De verdade ou fictícios, estudiosos e estudantes do direito também têm lugar, para além da literatura, no cinema. E aqui, no momento em que se discute o papel da mulher no sistema judicial brasileiro, com a controversa questão da inclusão do gênero como critério de promoções por antiguidade e merecimento na magistratura e no Ministério Público, faço referência ao popular filme “Legalmente loira” (“Legally Blonde”, 2001), adaptado do romance homônimo de Amanda Brown e estrelado pela engraçadíssima Reese Witherspoon.

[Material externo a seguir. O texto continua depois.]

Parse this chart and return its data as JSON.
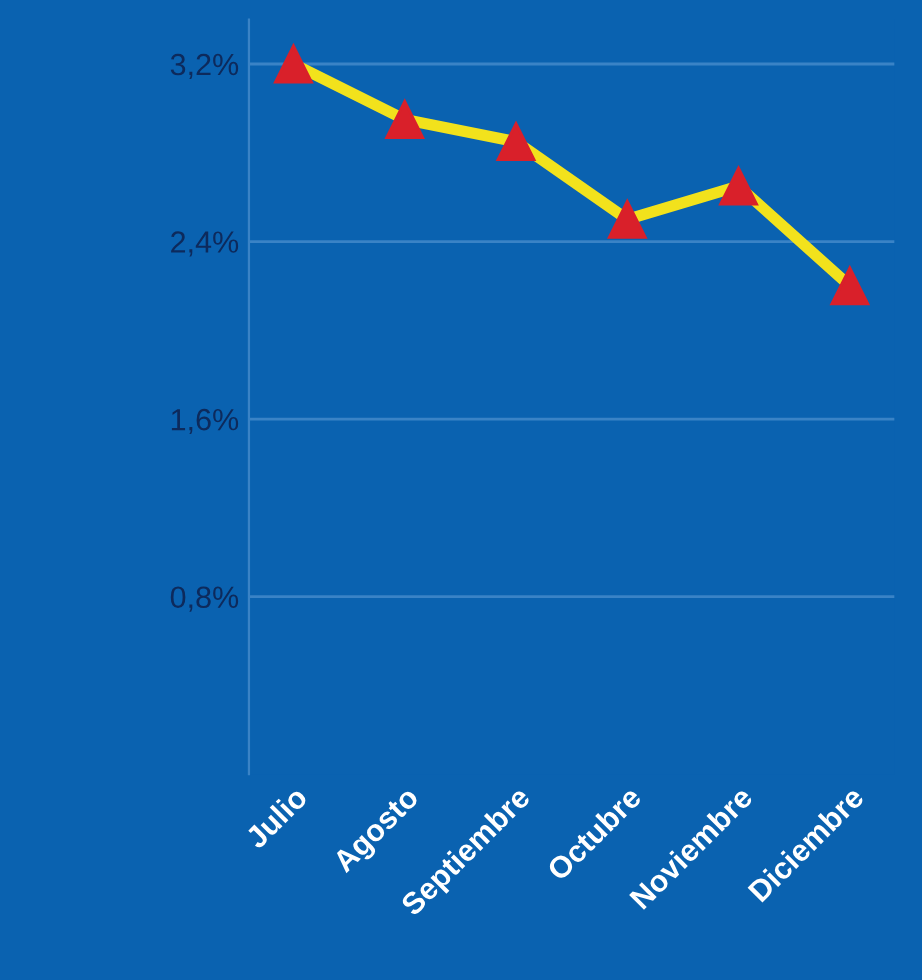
{
  "chart_data": {
    "type": "line",
    "categories": [
      "Julio",
      "Agosto",
      "Septiembre",
      "Octubre",
      "Noviembre",
      "Diciembre"
    ],
    "series": [
      {
        "color": "#f2e21c",
        "values": [
          3.2,
          2.95,
          2.85,
          2.5,
          2.65,
          2.2
        ]
      }
    ],
    "ylim": [
      0,
      3.4
    ],
    "yticks": [
      {
        "value": 0.8,
        "label": "0,8%"
      },
      {
        "value": 1.6,
        "label": "1,6%"
      },
      {
        "value": 2.4,
        "label": "2,4%"
      },
      {
        "value": 3.2,
        "label": "3,2%"
      }
    ],
    "grid": "y",
    "marker": "triangle",
    "line_style": "solid",
    "legend": false
  }
}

Basicamente, quanto ao seu enredo, segundo o site em português do IMDb (Internet Movie Database), a patricinha Elle Woods, “uma rainha da irmandade da moda, é abandonada pelo namorado. Ela decide segui-lo para a faculdade de direito [no filme, a Harvard Law School]. Enquanto está lá, ela percebe que há mais nela do que apenas aparência”. “Legally Blonde” é um filme divertidíssimo. Foi sucesso de crítica e público. Ganhou uma sequência (“Legally Blonde 2: Red, White & Blonde”). Virou um musical, que, aliás, assisti em Londres. Adorei. Mas ele é também, sob a aparência de “bobinho”, bem mais do que isso.
“Legally Blonde”, à sua maneira, representa um final rompimento com a tradição secular, no cinema, de os advogados (e outros operadores do direito) serem sempre personagens masculinos. Levando em consideração a completa ausência de mulheres advogadas em “I Am The Law” (1938), passando pelas personagens femininas de “Suspect” (1987), “The Accused” (1988), “Class Action” (1991) e “The Client” (1994), a onipresença feminina da personagem Elle Woods (interpretada por Reese Witherspoon) é um marco notável.
Bem construído, por detrás da máscara de bobinho, “Legally Blonde”, com a vitória profissional da protagonista e a demonstração da hipocrisia e preconceito masculinos (e de Harvard), tem um forte apelo em favor da mulher. Representa, em certa medida, o espaço que o “sexo frágil” vem ganhando no mundo do direito. “Mesmo de salto alto e vaidosas, as mulheres terão sempre mais espaço daqui para frente”, foi o que me disse certa feita uma amiga querida.
Têm alguma ou bastante razão, o filme e a minha amiga.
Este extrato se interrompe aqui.